The latest market movements, while not comparable to the strong surge in October 2025 when spot Bitcoin ETFs absorbed about $6 billion in just nine days, do indicate an improvement in demand after the pressures experienced earlier this year. This rebound is also reflected in other cryptocurrency exchange-traded products. Ethereum funds saw strong daily inflows for the first time since March 4, while Solana products recorded their largest inflow during the same period, and the XRP ETF returned to positive growth after a period of losses.
Key Points
Demand for Bitcoin ETFs has improved, but the recovery is still incomplete.

For Bitcoin, the key figures are not just the daily inflow amounts; sustainability is more important. The U.S. spot Bitcoin ETF has seen net increases for seven consecutive days, marking the longest positive growth period since October 2025. This trend is significant because ETF capital flow trends are often viewed as a proxy for institutional confidence, especially when price fluctuations may be distorted by short-term volatility.
As of now, the capital flows have not fully recovered. Data cited in the original report indicates that Bitcoin ETFs still experienced a slight negative growth at the beginning of the year, with a cumulative outflow of $1.8 billion and inflows totaling $1.7 billion. While this gap is small, sustained buying could quickly return this category to positive growth, highlighting that recent inflows are still offsetting earlier weaknesses rather than establishing a new trend.
Why the Broader Crypto ETP Context Matters

The improvement in Bitcoin ETF demand is not occurring in isolation. The original article mentions that broader crypto investment products attracted about $2.7 billion in inflows over three consecutive weeks, bringing the total inflow for the year to about $1.2 billion. This broader context is crucial as it indicates that the rebound is not limited to a single asset or product structure.
For investors, this distinction is vital. A recovery driven solely by Bitcoin may reflect a short-term rotation into this most liquid and institutionally familiar crypto asset.
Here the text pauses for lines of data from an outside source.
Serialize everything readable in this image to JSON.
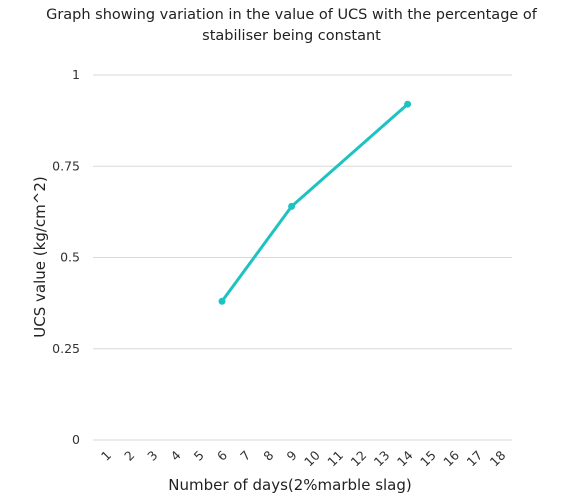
{
  "chart_data": {
    "type": "line",
    "title_lines": [
      "Graph showing variation in the value of UCS with the percentage of",
      "stabiliser being constant"
    ],
    "xlabel": "Number of days(2%marble slag)",
    "ylabel": "UCS value (kg/cm^2)",
    "categories": [
      "1",
      "2",
      "3",
      "4",
      "5",
      "6",
      "7",
      "8",
      "9",
      "10",
      "11",
      "12",
      "13",
      "14",
      "15",
      "16",
      "17",
      "18"
    ],
    "series": [
      {
        "points": [
          {
            "x": "6",
            "y": 0.38
          },
          {
            "x": "9",
            "y": 0.64
          },
          {
            "x": "14",
            "y": 0.92
          }
        ]
      }
    ],
    "ylim": [
      0,
      1
    ],
    "yticks": [
      {
        "value": 0,
        "label": "0"
      },
      {
        "value": 0.25,
        "label": "0.25"
      },
      {
        "value": 0.5,
        "label": "0.5"
      },
      {
        "value": 0.75,
        "label": "0.75"
      },
      {
        "value": 1,
        "label": "1"
      }
    ],
    "grid": true,
    "line_color": "#1ec2c2",
    "grid_color": "#d9d9d9"
  }
}
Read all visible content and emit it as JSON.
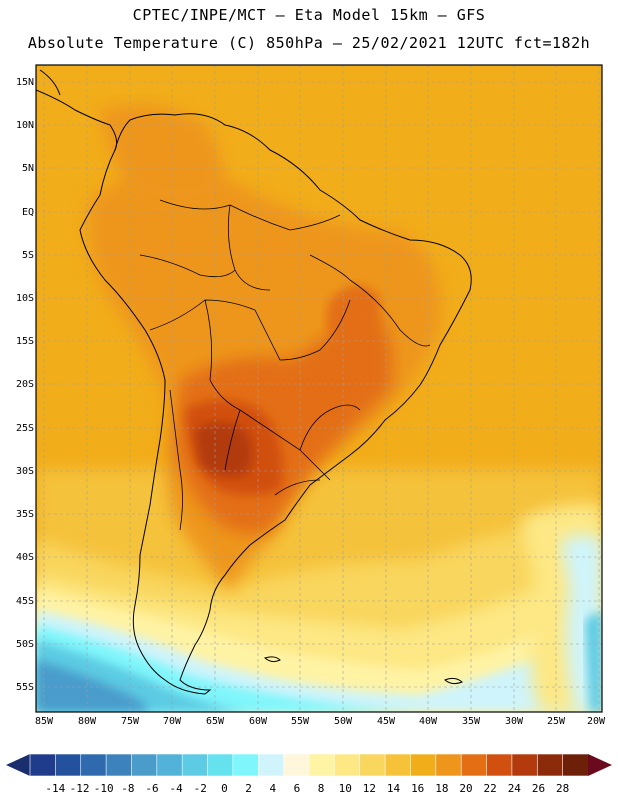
{
  "header": {
    "line1": "CPTEC/INPE/MCT –  Eta Model 15km – GFS",
    "line2": "Absolute Temperature (C) 850hPa – 25/02/2021 12UTC fct=182h"
  },
  "map": {
    "lat_labels": [
      "15N",
      "10N",
      "5N",
      "EQ",
      "5S",
      "10S",
      "15S",
      "20S",
      "25S",
      "30S",
      "35S",
      "40S",
      "45S",
      "50S",
      "55S"
    ],
    "lon_labels": [
      "85W",
      "80W",
      "75W",
      "70W",
      "65W",
      "60W",
      "55W",
      "50W",
      "45W",
      "40W",
      "35W",
      "30W",
      "25W",
      "20W"
    ]
  },
  "colorbar": {
    "labels": [
      "-14",
      "-12",
      "-10",
      "-8",
      "-6",
      "-4",
      "-2",
      "0",
      "2",
      "4",
      "6",
      "8",
      "10",
      "12",
      "14",
      "16",
      "18",
      "20",
      "22",
      "24",
      "26",
      "28"
    ],
    "colors": [
      "#1f3b8c",
      "#24519e",
      "#2f6aae",
      "#3c83be",
      "#4a9ccb",
      "#52b2d7",
      "#5ccbe3",
      "#66e2ee",
      "#7ff6fb",
      "#cff4fb",
      "#fff6dc",
      "#fff3a4",
      "#fde885",
      "#f9d65d",
      "#f5c23a",
      "#f2ad1a",
      "#ee961b",
      "#e36e14",
      "#d1500f",
      "#b23a0c",
      "#8c2b0a",
      "#6e1f08"
    ],
    "left_arrow_color": "#1a2e6e",
    "right_arrow_color": "#6b0a1f"
  }
}
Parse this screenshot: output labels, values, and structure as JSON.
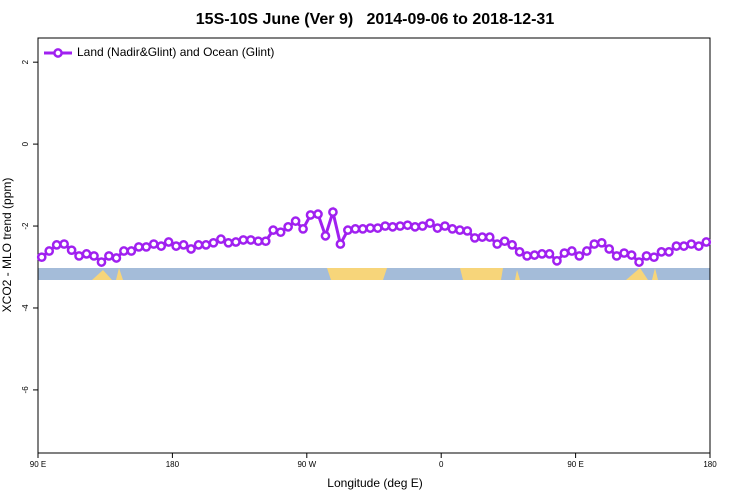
{
  "chart_data": {
    "type": "line",
    "title": "15S-10S June (Ver 9)   2014-09-06 to 2018-12-31",
    "x_label": "Longitude (deg E)",
    "y_label": "XCO2 - MLO trend (ppm)",
    "x": [
      92.5,
      97.5,
      102.5,
      107.5,
      112.5,
      117.5,
      122.5,
      127.5,
      132.5,
      137.5,
      142.5,
      147.5,
      152.5,
      157.5,
      162.5,
      167.5,
      172.5,
      177.5,
      182.5,
      187.5,
      192.5,
      197.5,
      202.5,
      207.5,
      212.5,
      217.5,
      222.5,
      227.5,
      232.5,
      237.5,
      242.5,
      247.5,
      252.5,
      257.5,
      262.5,
      267.5,
      272.5,
      277.5,
      282.5,
      287.5,
      292.5,
      297.5,
      302.5,
      307.5,
      312.5,
      317.5,
      322.5,
      327.5,
      332.5,
      337.5,
      342.5,
      347.5,
      352.5,
      357.5,
      362.5,
      367.5,
      372.5,
      377.5,
      382.5,
      387.5,
      392.5,
      397.5,
      402.5,
      407.5,
      412.5,
      417.5,
      422.5,
      427.5,
      432.5,
      437.5,
      442.5,
      447.5,
      452.5,
      457.5,
      462.5,
      467.5,
      472.5,
      477.5,
      482.5,
      487.5,
      492.5,
      497.5,
      502.5,
      507.5,
      512.5,
      517.5,
      522.5,
      527.5,
      532.5,
      537.5
    ],
    "series": [
      {
        "name": "Land (Nadir&Glint) and Ocean (Glint)",
        "color": "#a020f0",
        "values": [
          -2.76,
          -2.61,
          -2.46,
          -2.44,
          -2.59,
          -2.73,
          -2.68,
          -2.73,
          -2.88,
          -2.73,
          -2.78,
          -2.61,
          -2.61,
          -2.51,
          -2.51,
          -2.44,
          -2.49,
          -2.39,
          -2.49,
          -2.46,
          -2.56,
          -2.46,
          -2.46,
          -2.41,
          -2.32,
          -2.41,
          -2.39,
          -2.34,
          -2.34,
          -2.37,
          -2.37,
          -2.1,
          -2.15,
          -2.02,
          -1.88,
          -2.07,
          -1.73,
          -1.71,
          -2.24,
          -1.66,
          -2.44,
          -2.1,
          -2.07,
          -2.07,
          -2.05,
          -2.05,
          -2.0,
          -2.02,
          -2.0,
          -1.98,
          -2.02,
          -2.0,
          -1.93,
          -2.05,
          -2.0,
          -2.07,
          -2.1,
          -2.12,
          -2.29,
          -2.27,
          -2.27,
          -2.44,
          -2.37,
          -2.46,
          -2.63,
          -2.73,
          -2.71,
          -2.68,
          -2.68,
          -2.85,
          -2.66,
          -2.61,
          -2.73,
          -2.61,
          -2.44,
          -2.41,
          -2.56,
          -2.73,
          -2.66,
          -2.71,
          -2.88,
          -2.73,
          -2.76,
          -2.63,
          -2.63,
          -2.49,
          -2.49,
          -2.44,
          -2.49,
          -2.39
        ]
      }
    ],
    "xlim": [
      90,
      540
    ],
    "xticks": [
      {
        "value": 90,
        "label": "90 E"
      },
      180,
      {
        "value": 270,
        "label": "90 W"
      },
      {
        "value": 360,
        "label": "0"
      },
      {
        "value": 450,
        "label": "90 E"
      },
      {
        "value": 540,
        "label": "180"
      }
    ],
    "ylim": [
      -7.54,
      2.59
    ],
    "yticks": [
      2,
      0,
      -2,
      -4,
      -6
    ],
    "legend": "topleft"
  }
}
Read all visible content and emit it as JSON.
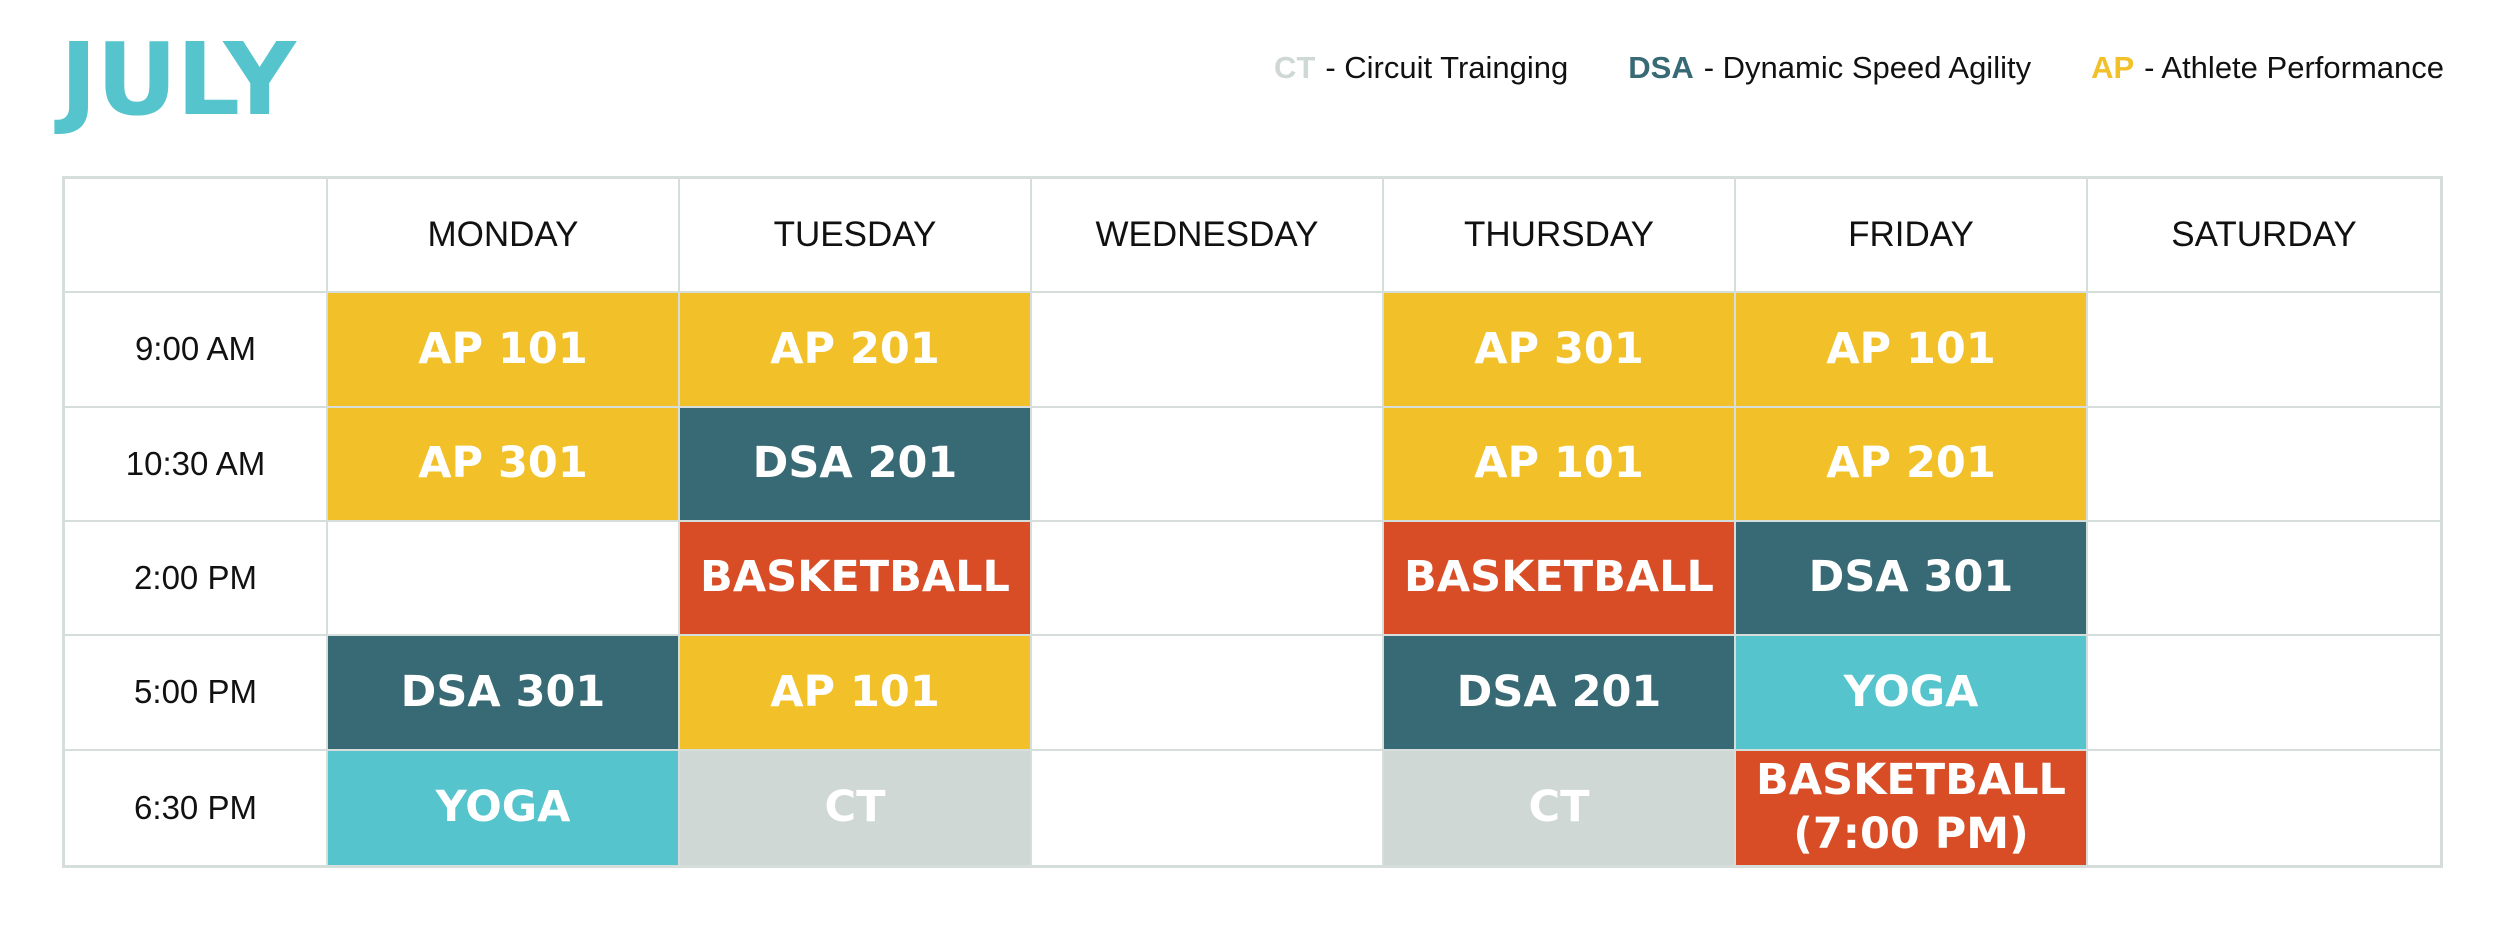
{
  "title": "JULY",
  "legend": [
    {
      "abbr": "CT",
      "text": "- Circuit Trainging"
    },
    {
      "abbr": "DSA",
      "text": "- Dynamic Speed Agility"
    },
    {
      "abbr": "AP",
      "text": "- Athlete Performance"
    }
  ],
  "days": [
    "MONDAY",
    "TUESDAY",
    "WEDNESDAY",
    "THURSDAY",
    "FRIDAY",
    "SATURDAY"
  ],
  "rows": [
    {
      "time": "9:00 AM",
      "cells": [
        "AP 101",
        "AP 201",
        "",
        "AP 301",
        "AP 101",
        ""
      ]
    },
    {
      "time": "10:30 AM",
      "cells": [
        "AP 301",
        "DSA 201",
        "",
        "AP 101",
        "AP 201",
        ""
      ]
    },
    {
      "time": "2:00 PM",
      "cells": [
        "",
        "BASKETBALL",
        "",
        "BASKETBALL",
        "DSA 301",
        ""
      ]
    },
    {
      "time": "5:00 PM",
      "cells": [
        "DSA 301",
        "AP 101",
        "",
        "DSA 201",
        "YOGA",
        ""
      ]
    },
    {
      "time": "6:30 PM",
      "cells": [
        "YOGA",
        "CT",
        "",
        "CT",
        "BASKETBALL (7:00 PM)",
        ""
      ]
    }
  ],
  "colors": {
    "title": "#55c4cc",
    "AP": "#f2c12a",
    "DSA": "#386a75",
    "BASKETBALL": "#d84d25",
    "YOGA": "#55c4cc",
    "CT": "#cfd8d4",
    "grid": "#d6dedb"
  }
}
In contrast, a widespread rebound across listed crypto products more strongly suggests that risk appetite is gradually returning, even if selectively. This does not mean the market has fully reset, but it does imply that recent capital inflows represent a broader reassessment of exposure to crypto assets rather than an anomaly in a single product.
XRP Turns Positive Again, Ending Difficult Period
The XRP ETF achieved a capital inflow of $4.64 million, marking the first day of positive growth since March 4. This ended an eight-day loss period from March 5 to March 16, during which the product lost a total of $56.8 million, according to data cited by SoSoValue.
This shift is significant not because of the total daily amount being particularly large, but because it interrupts a clear negative sentiment. After several days of capital outflows, even a modest return to net inflows can indicate that selling pressure is easing. This may also suggest a change in some investors' attitudes.